Scientists all have go-to tools: Biologists have the lab mouse, while astronomers have the telescope. Now, color researchers have #TheDress.
Whether the frock looked white and gold or blue and black dominated the Internet for weeks in early 2015. But it was hardly idle chatter. Social media surfaced “a major scientific discovery for color vision,” says Bevil Conway, a neuroscientist at Wellesley College in Massachusetts.
As Conway’s group reported in one of a trio of papers published in June, about 60 percent of the 1,401 people they surveyed, both online and in the lab, saw blue and black, while 30 percent saw white and gold. (The other 10 percent saw blue and brown or a color combo defined as "other.") Nearly half who saw the image before the survey said their initial perception later flipped.
There are many examples of color illusions, Conway says, but everyone seemingly experienced them in the same way.
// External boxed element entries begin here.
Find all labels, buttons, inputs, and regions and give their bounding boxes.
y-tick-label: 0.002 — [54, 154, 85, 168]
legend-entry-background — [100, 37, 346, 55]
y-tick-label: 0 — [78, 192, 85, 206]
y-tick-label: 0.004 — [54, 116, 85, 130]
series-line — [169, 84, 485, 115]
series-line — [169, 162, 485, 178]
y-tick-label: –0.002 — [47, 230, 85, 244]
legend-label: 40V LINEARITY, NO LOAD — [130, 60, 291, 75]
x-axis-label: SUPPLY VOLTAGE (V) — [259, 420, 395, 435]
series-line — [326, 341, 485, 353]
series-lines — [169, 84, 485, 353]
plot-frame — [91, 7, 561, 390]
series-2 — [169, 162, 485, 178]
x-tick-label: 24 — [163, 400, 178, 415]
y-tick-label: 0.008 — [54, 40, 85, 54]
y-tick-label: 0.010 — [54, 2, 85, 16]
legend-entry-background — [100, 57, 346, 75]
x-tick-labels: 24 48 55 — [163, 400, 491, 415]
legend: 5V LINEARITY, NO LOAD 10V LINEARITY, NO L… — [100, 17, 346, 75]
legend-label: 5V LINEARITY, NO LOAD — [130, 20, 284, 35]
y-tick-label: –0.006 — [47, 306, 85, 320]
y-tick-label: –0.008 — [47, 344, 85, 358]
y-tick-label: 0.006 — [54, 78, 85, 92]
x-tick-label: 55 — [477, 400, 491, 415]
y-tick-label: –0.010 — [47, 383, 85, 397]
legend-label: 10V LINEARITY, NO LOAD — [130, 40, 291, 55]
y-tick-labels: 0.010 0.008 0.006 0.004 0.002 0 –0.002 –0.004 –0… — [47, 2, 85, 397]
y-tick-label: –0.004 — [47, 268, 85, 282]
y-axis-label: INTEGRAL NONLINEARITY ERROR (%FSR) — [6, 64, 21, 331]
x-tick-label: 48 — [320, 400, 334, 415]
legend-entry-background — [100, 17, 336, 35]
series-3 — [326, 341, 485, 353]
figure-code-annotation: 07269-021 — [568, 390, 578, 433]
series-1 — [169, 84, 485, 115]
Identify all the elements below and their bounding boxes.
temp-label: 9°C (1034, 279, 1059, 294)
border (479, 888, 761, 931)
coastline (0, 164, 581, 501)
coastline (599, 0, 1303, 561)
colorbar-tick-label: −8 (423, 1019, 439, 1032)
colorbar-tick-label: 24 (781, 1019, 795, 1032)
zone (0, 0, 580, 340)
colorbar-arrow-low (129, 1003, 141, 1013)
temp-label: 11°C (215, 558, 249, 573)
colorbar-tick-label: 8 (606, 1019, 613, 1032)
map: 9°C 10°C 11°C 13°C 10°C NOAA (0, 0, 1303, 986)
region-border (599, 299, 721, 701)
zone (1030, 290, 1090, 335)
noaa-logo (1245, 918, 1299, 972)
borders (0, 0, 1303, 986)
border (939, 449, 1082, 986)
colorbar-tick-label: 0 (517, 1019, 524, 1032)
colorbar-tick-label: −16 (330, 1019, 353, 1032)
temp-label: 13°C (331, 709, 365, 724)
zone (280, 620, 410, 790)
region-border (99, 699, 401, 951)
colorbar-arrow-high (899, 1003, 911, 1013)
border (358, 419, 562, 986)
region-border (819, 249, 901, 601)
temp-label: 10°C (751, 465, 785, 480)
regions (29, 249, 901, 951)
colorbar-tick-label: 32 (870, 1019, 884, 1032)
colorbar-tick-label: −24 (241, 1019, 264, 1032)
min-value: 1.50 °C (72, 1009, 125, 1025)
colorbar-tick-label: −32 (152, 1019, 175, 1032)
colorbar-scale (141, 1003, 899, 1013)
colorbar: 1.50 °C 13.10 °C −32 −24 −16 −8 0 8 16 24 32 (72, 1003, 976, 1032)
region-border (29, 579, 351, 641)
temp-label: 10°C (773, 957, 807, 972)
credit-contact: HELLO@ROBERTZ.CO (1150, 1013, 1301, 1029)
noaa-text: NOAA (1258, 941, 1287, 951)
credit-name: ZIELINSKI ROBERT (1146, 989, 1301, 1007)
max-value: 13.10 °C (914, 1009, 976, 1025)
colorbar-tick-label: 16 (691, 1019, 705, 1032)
The dress is the first documented example of one image that causes at least two different color perceptions.
The ambiguity practically vanished when Conway added a body into the dress, indicating the image toys with our brain’s color constancy system. That is, some viewers perceive the dress as lit with natural light and see white, while others perceive it as lit with incandescent indoor light and see blue. (It’s actually blue and black.)
Dozens of labs are studying this photograph, Conway says, for insights into how and why people perceive color differently. So, though the Internet has moved on, #TheDress is here to stay.